İSTEMİN KONUSU: .... İdare Mahkemesinin ... tarih ve E:..., K:... sayılı ısrar kararının temyizen incelenerek bozulması istenilmektedir.
YARGILAMA SÜRECİ:
Dava konusu istem:
Muğla İli, . Ortaokulunda İngilizce öğretmeni olarak görev yapan davacının, 657 sayılı Devlet Memurları Kanunu'nun 125/D-(l) maddesi uyarınca bir yıl kademe ilerlemesinin durdurulması cezasıyla cezalandırılmasına ilişkin . tarih ve . sayılı işlemin iptali istenilmiştir.

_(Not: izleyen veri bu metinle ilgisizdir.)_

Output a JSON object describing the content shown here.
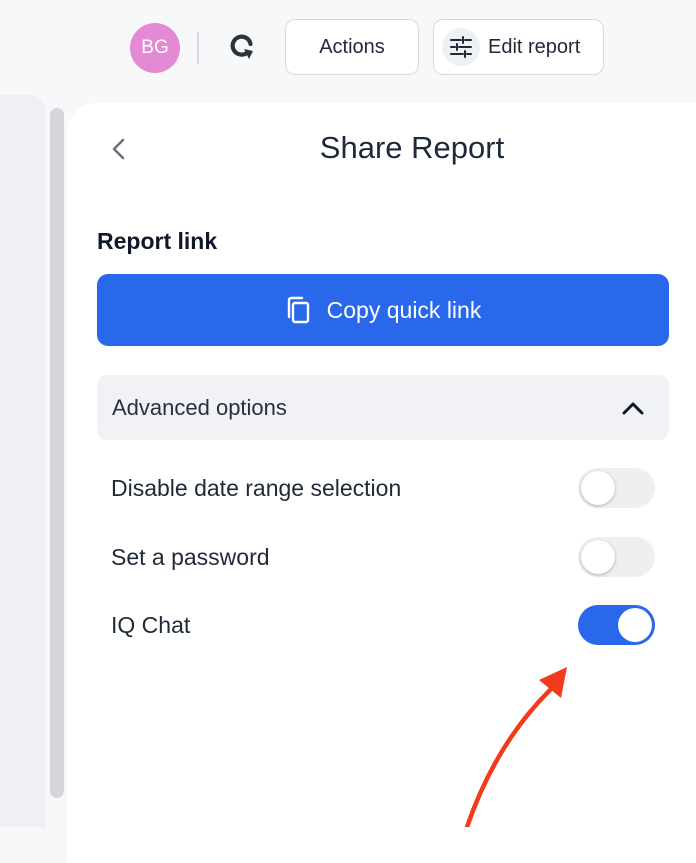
{
  "topbar": {
    "avatar_initials": "BG",
    "refresh_icon": "refresh-icon",
    "actions_label": "Actions",
    "edit_label": "Edit report",
    "edit_icon": "sliders-icon"
  },
  "panel": {
    "back_icon": "chevron-left-icon",
    "title": "Share Report",
    "report_link_label": "Report link",
    "copy_button_label": "Copy quick link",
    "copy_icon": "copy-icon",
    "advanced_label": "Advanced options",
    "advanced_expanded": true,
    "options": [
      {
        "label": "Disable date range selection",
        "enabled": false
      },
      {
        "label": "Set a password",
        "enabled": false
      },
      {
        "label": "IQ Chat",
        "enabled": true
      }
    ]
  },
  "colors": {
    "primary": "#2968ea",
    "avatar": "#e48ad4",
    "annotation_arrow": "#f23a1d"
  }
}
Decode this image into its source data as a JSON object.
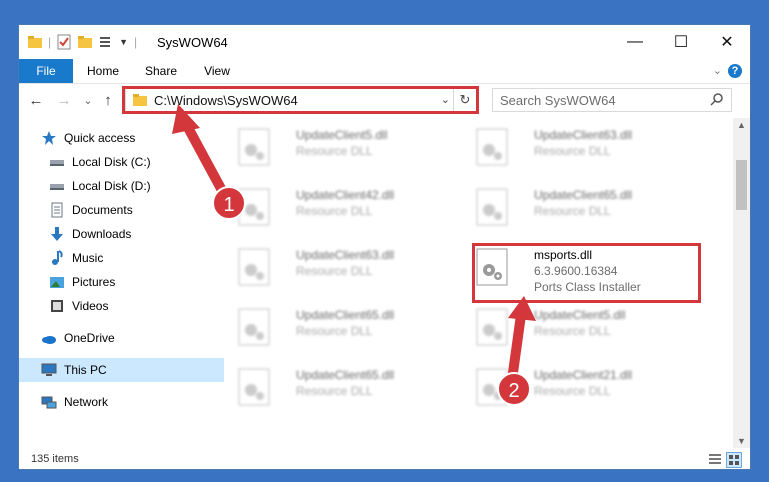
{
  "window": {
    "title": "SysWOW64"
  },
  "title_buttons": {
    "minimize": "—",
    "maximize": "☐",
    "close": "✕"
  },
  "ribbon": {
    "tabs": [
      {
        "label": "File"
      },
      {
        "label": "Home"
      },
      {
        "label": "Share"
      },
      {
        "label": "View"
      }
    ]
  },
  "nav": {
    "back": "←",
    "forward": "→",
    "recent": "⌄",
    "up": "↑",
    "address": "C:\\Windows\\SysWOW64",
    "search_placeholder": "Search SysWOW64"
  },
  "sidebar": {
    "items": [
      {
        "label": "Quick access",
        "icon": "star-icon"
      },
      {
        "label": "Local Disk (C:)",
        "icon": "drive-icon",
        "pinned": true
      },
      {
        "label": "Local Disk (D:)",
        "icon": "drive-icon",
        "pinned": true
      },
      {
        "label": "Documents",
        "icon": "documents-icon",
        "pinned": true
      },
      {
        "label": "Downloads",
        "icon": "download-icon",
        "pinned": true
      },
      {
        "label": "Music",
        "icon": "music-icon",
        "pinned": true
      },
      {
        "label": "Pictures",
        "icon": "pictures-icon",
        "pinned": true
      },
      {
        "label": "Videos",
        "icon": "videos-icon",
        "pinned": true
      },
      {
        "label": "OneDrive",
        "icon": "onedrive-icon"
      },
      {
        "label": "This PC",
        "icon": "pc-icon",
        "selected": true
      },
      {
        "label": "Network",
        "icon": "network-icon"
      }
    ]
  },
  "files": [
    {
      "name": "UpdateClient5.dll",
      "desc": "Resource DLL"
    },
    {
      "name": "UpdateClient63.dll",
      "desc": "Resource DLL"
    },
    {
      "name": "UpdateClient42.dll",
      "desc": "Resource DLL"
    },
    {
      "name": "UpdateClient65.dll",
      "desc": "Resource DLL"
    },
    {
      "name": "UpdateClient63.dll",
      "desc": "Resource DLL"
    },
    {
      "name": "msports.dll",
      "version": "6.3.9600.16384",
      "desc": "Ports Class Installer"
    },
    {
      "name": "UpdateClient65.dll",
      "desc": "Resource DLL"
    },
    {
      "name": "UpdateClient5.dll",
      "desc": "Resource DLL"
    },
    {
      "name": "UpdateClient65.dll",
      "desc": "Resource DLL"
    },
    {
      "name": "UpdateClient21.dll",
      "desc": "Resource DLL"
    }
  ],
  "status": {
    "count": "135 items"
  },
  "annotations": {
    "step1": "1",
    "step2": "2",
    "color": "#d3363b"
  }
}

İlk Derece Mahkemesi kararının özeti:
.... İdare Mahkemesinin . tarih ve E:., K:. sayılı kararıyla;
Muğla İli, . Ortaokulunda İngilizce Öğretmeni olarak görev yapan davacının, Facebook adlı sosyal paylaşım sitesinde gezi parkı eylemleri ile ilgili bir paylaşımında; "farklı gruplardan, inançlardan, takımdan herkesimde.. İnsanoğlu en mutsuz, en ümitsiz, anında hep bir çıkış yolu buldu, inanıyorum yine bulacak.. Yarınlar için bir umut doğdu yıllardan sonra içime... Ama ne bu direniş nede panzerin altında ölen vatandaşımız televizyonda yok.. Herkesin paylaşması gurur verici.. Örneğin bir tane öğrencim görecek.. Gelecek nesilden saklayamayacaksın yaptığın ayıpları vicdansız tayyip!!" yazarak paylaşımda bulunduğu,
Bu konuda yapılan disiplin soruşturması sonucunda düzenlenen . tarih ve . sayılı inceleme/soruşturma raporunda özetle; davacının 29/08/2013 tarihinde, kendisine ait Facebook adresinde paylaştığı bu yazıyla, Devlet memuruna yakışmayan bir üslupla disiplin cezasını gerektiren amirlere karşı hakarette bulunma fiilini işlediği tespit edilerek 657 sayılı Devlet Memurları Kanunu'nun 125/D-(l) maddesi kapsamında bir yıl kademe ilerlemesinin durdurulması cezasıyla cezalandırılmasının teklif edilmesi üzerine dava konusu işlemin tesis edildiği,
Uyuşmazlık konusu olayda, soruşturma raporu ve alınan ifadeler ile dosyada bulunan bilgi ve belgelerin birlikte değerlendirilmesi sonucunda, davacının memur sıfatıyla değil, vatandaş sıfatıyla yazdığı yazı ve paylaşımda "vicdansız Tayyip" ibaresini kullandığı, söylenen bu sözlerin hakaret olarak değil, vatandaş olarak eleştiri ve ifade özgürlüğü çerçevesinde söylendiği kanaatine varıldığından, davacının anılan yazı ve paylaşımda kullandığı sözlerden dolayı bir yıl süre ile kademe ilerlemesinin durdurulması cezası ile cezalandırılmasına ilişkin işlemde hukuka uyarlık bulunmadığı gerekçesiyle işlemin iptaline karar verilmiştir.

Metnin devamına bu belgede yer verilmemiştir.